Since its first introduction in 1993, the NEC3 contract has become the UK public sector’s contract of choice.

What Does An NEC3 Supervisor Do?

The NEC3 Supervisor ensures that the works are carried out in line with the quality defined by the Works Information. The Supervisor will have a regular presence on site, providing independent scrutiny of the works, ensuring the correct materials are used and to the correct standards. This includes the management of defects, witnessing of tests and regular site inspections. They are also well equipped to produce both weekly and monthly reports, which document the sequence of works and include supporting site photographs. An NEC3 Supervisor adds value to projects at all stages of the construction process: pre-contract stage, construction, and project handover.

Reluctant To Use An NEC3 Supervisor Pre-contract?

Some clients view engagement of an NEC3 Supervisor in the early stages of the project as an unnecessary cost. However, this early appointment brings significant cost savings for design teams, clients and contractors alike. A nd the cost during these early stages is minimal.

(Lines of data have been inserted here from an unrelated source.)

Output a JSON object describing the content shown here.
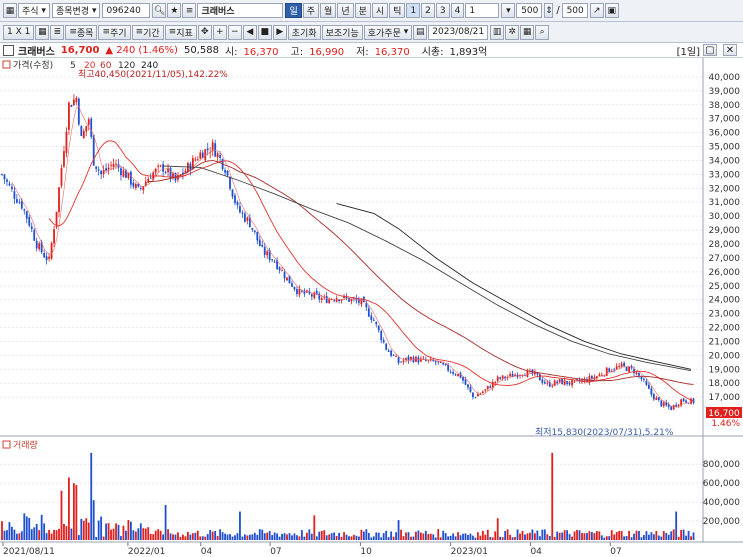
{
  "toolbar1": {
    "market": "주식",
    "stock_change": "종목변경",
    "code": "096240",
    "name": "크래버스",
    "periods": [
      "일",
      "주",
      "월",
      "년",
      "분",
      "시",
      "틱"
    ],
    "active_period": "일",
    "numbers": [
      "1",
      "2",
      "3",
      "4"
    ],
    "interval": "1",
    "count": "500",
    "total": "500"
  },
  "toolbar2": {
    "scale_label": "1 X 1",
    "menu_items": [
      "종목",
      "주기",
      "기간",
      "지표"
    ],
    "reset_label": "초기화",
    "trade_label": "보조기능",
    "order_label": "호가주문",
    "date": "2023/08/21"
  },
  "infobar": {
    "name": "크래버스",
    "price": "16,700",
    "change": "▲ 240",
    "change_pct": "(1.46%)",
    "volume": "50,588",
    "open_label": "시:",
    "open": "16,370",
    "high_label": "고:",
    "high": "16,990",
    "low_label": "저:",
    "low": "16,370",
    "mcap_label": "시총:",
    "mcap": "1,893억",
    "period_tag": "[1일]"
  },
  "price_panel": {
    "legend": "가격(수정)",
    "ma_labels": [
      "5",
      "20",
      "60",
      "120",
      "240"
    ],
    "ma_colors": [
      "#d84a4a",
      "#e3342f",
      "#b23030",
      "#303030",
      "#222222"
    ],
    "high_annotation": "최고40,450(2021/11/05),142.22%",
    "low_annotation": "최저15,830(2023/07/31),5.21%",
    "last_price": "16,700",
    "last_pct": "1.46%"
  },
  "volume_panel": {
    "legend": "거래량"
  },
  "colors": {
    "up": "#e0201c",
    "down": "#1f4fd0",
    "accent": "#2f5fa8"
  },
  "chart_data": {
    "type": "candlestick",
    "title": "",
    "price_axis": [
      40000,
      39000,
      38000,
      37000,
      36000,
      35000,
      34000,
      33000,
      32000,
      31000,
      30000,
      29000,
      28000,
      27000,
      26000,
      25000,
      24000,
      23000,
      22000,
      21000,
      20000,
      19000,
      18000,
      17000
    ],
    "volume_axis": [
      800000,
      600000,
      400000,
      200000
    ],
    "date_ticks": [
      "2021/08/11",
      "2022/01",
      "04",
      "07",
      "10",
      "2023/01",
      "04",
      "07"
    ],
    "price_path": [
      [
        0,
        33000
      ],
      [
        5,
        31500
      ],
      [
        8,
        30800
      ],
      [
        11,
        29500
      ],
      [
        14,
        28000
      ],
      [
        17,
        27200
      ],
      [
        19,
        26800
      ],
      [
        22,
        30500
      ],
      [
        25,
        35000
      ],
      [
        27,
        38000
      ],
      [
        30,
        38500
      ],
      [
        32,
        35500
      ],
      [
        35,
        37000
      ],
      [
        37,
        34000
      ],
      [
        40,
        33000
      ],
      [
        45,
        33800
      ],
      [
        50,
        33000
      ],
      [
        55,
        31800
      ],
      [
        60,
        33000
      ],
      [
        65,
        33500
      ],
      [
        70,
        32500
      ],
      [
        75,
        33500
      ],
      [
        80,
        34500
      ],
      [
        85,
        35000
      ],
      [
        90,
        33500
      ],
      [
        95,
        30500
      ],
      [
        100,
        29500
      ],
      [
        105,
        27500
      ],
      [
        110,
        26800
      ],
      [
        115,
        25500
      ],
      [
        120,
        24500
      ],
      [
        125,
        24300
      ],
      [
        130,
        24000
      ],
      [
        135,
        24200
      ],
      [
        140,
        24000
      ],
      [
        145,
        23800
      ],
      [
        150,
        22500
      ],
      [
        155,
        20500
      ],
      [
        160,
        19500
      ],
      [
        165,
        19800
      ],
      [
        170,
        19600
      ],
      [
        175,
        19500
      ],
      [
        180,
        19000
      ],
      [
        185,
        18500
      ],
      [
        190,
        17000
      ],
      [
        195,
        17500
      ],
      [
        200,
        18300
      ],
      [
        205,
        18500
      ],
      [
        210,
        18800
      ],
      [
        215,
        18600
      ],
      [
        220,
        17900
      ],
      [
        225,
        18100
      ],
      [
        230,
        18000
      ],
      [
        235,
        18200
      ],
      [
        240,
        18500
      ],
      [
        245,
        19000
      ],
      [
        250,
        19200
      ],
      [
        255,
        18900
      ],
      [
        258,
        18300
      ],
      [
        262,
        17200
      ],
      [
        266,
        16500
      ],
      [
        270,
        16200
      ],
      [
        274,
        16800
      ],
      [
        278,
        16700
      ]
    ],
    "ma120_path": [
      [
        65,
        33600
      ],
      [
        80,
        33500
      ],
      [
        95,
        32600
      ],
      [
        110,
        31600
      ],
      [
        125,
        30500
      ],
      [
        140,
        29500
      ],
      [
        155,
        28200
      ],
      [
        170,
        26800
      ],
      [
        185,
        25200
      ],
      [
        200,
        23600
      ],
      [
        215,
        22200
      ],
      [
        230,
        21000
      ],
      [
        245,
        20100
      ],
      [
        260,
        19500
      ],
      [
        278,
        18900
      ]
    ],
    "ma240_path": [
      [
        135,
        30900
      ],
      [
        150,
        30200
      ],
      [
        160,
        29100
      ],
      [
        175,
        27000
      ],
      [
        190,
        25200
      ],
      [
        205,
        23700
      ],
      [
        220,
        22200
      ],
      [
        235,
        21000
      ],
      [
        250,
        20100
      ],
      [
        265,
        19500
      ],
      [
        278,
        19000
      ]
    ],
    "ylim": [
      15500,
      40500
    ]
  }
}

Benefits At Pre-contract Stage (RIBA Stage 2)

At this stage, the NEC3 Supervisor reviews the proposed Works Information, and provides guidance on the testing and inspections needed to comply with the Works Information, quality standards and applicable construction legislation. They also undertake an independent and holistic appraisal of the construction design intent. Here, the client benefits from the Supervisor’s experience of the construction process and technical expertise in collaboratively assisting the project design team to meet the client requirements.

Benefits On Site

On site, the NEC3 Supervisor makes a critical difference to the quality of workmanship. They proactively identify problems and prevent them from occurring, thereby minimising the risk to the client. The well-publicised case in Edinburgh is a cautionary tale. A number of schools had to be closed following structural concerns and the subsequent partial collapse of a primary school wall, highlighting the perils of poor workmanship and lack of attention to detail.

On site, the NEC3 Supervisor makes a critical difference to the quality of workmanship.

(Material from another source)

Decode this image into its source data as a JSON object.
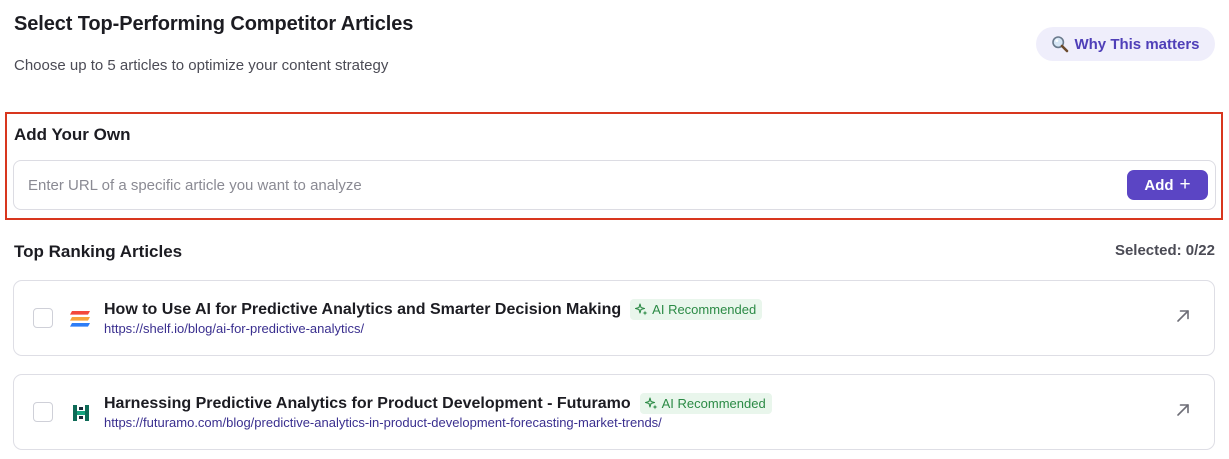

The initial investigations of the incident have identified a lack of independent scrutiny during the construction phases. Had an independent Clerk of Works/NEC3 Supervisor been appointed, this incorrect technical detail would have been identified on site and the incident therefore prevented. As we know, correcting defects post-completion is always more expensive to for the contractor and causes significant disruption to the client and end users.

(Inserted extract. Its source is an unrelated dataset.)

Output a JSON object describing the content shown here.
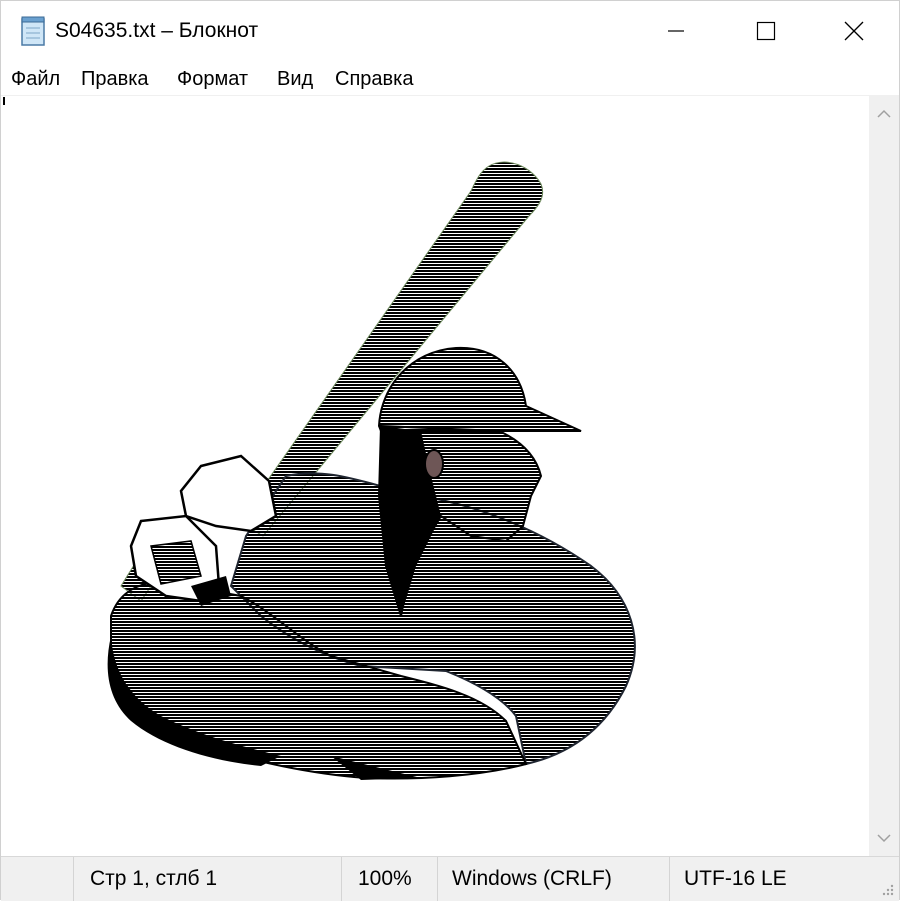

The increased use of NEC3 Design & Build contracts, together with contractors’ ability to self-certify works, the use of multiple sub-contractors on-site, and the continual pressure to complete projects on-time, all too often leads to shortcomings in quality of workmanship. The NEC3 Supervisor can alleviate this, easily identifying defects and notifying the relevant parties via weekly/monthly reports.

Checking Defects

The issuing of the Defects Certificate is an important activity undertaken by the NEC3 Supervisor at the end of the defects correction period. This is critical, as it details any project defects and can only be issued once ALL notified defects have been corrected by the contractor. This ensures a building which is built in accordance with the Works Information, is fit for purpose and is defect-free.

The Client’s Independent Eyes and Ears

The NEC3 Supervisor adds value at all stages of the construction project, provides independent inspections on site, and ensures the works are constructed in accordance with the Works Information, using the correct materials and to the correct quality standards. You might call them the client’s independent eyes and ears throughout all stages of the construction project!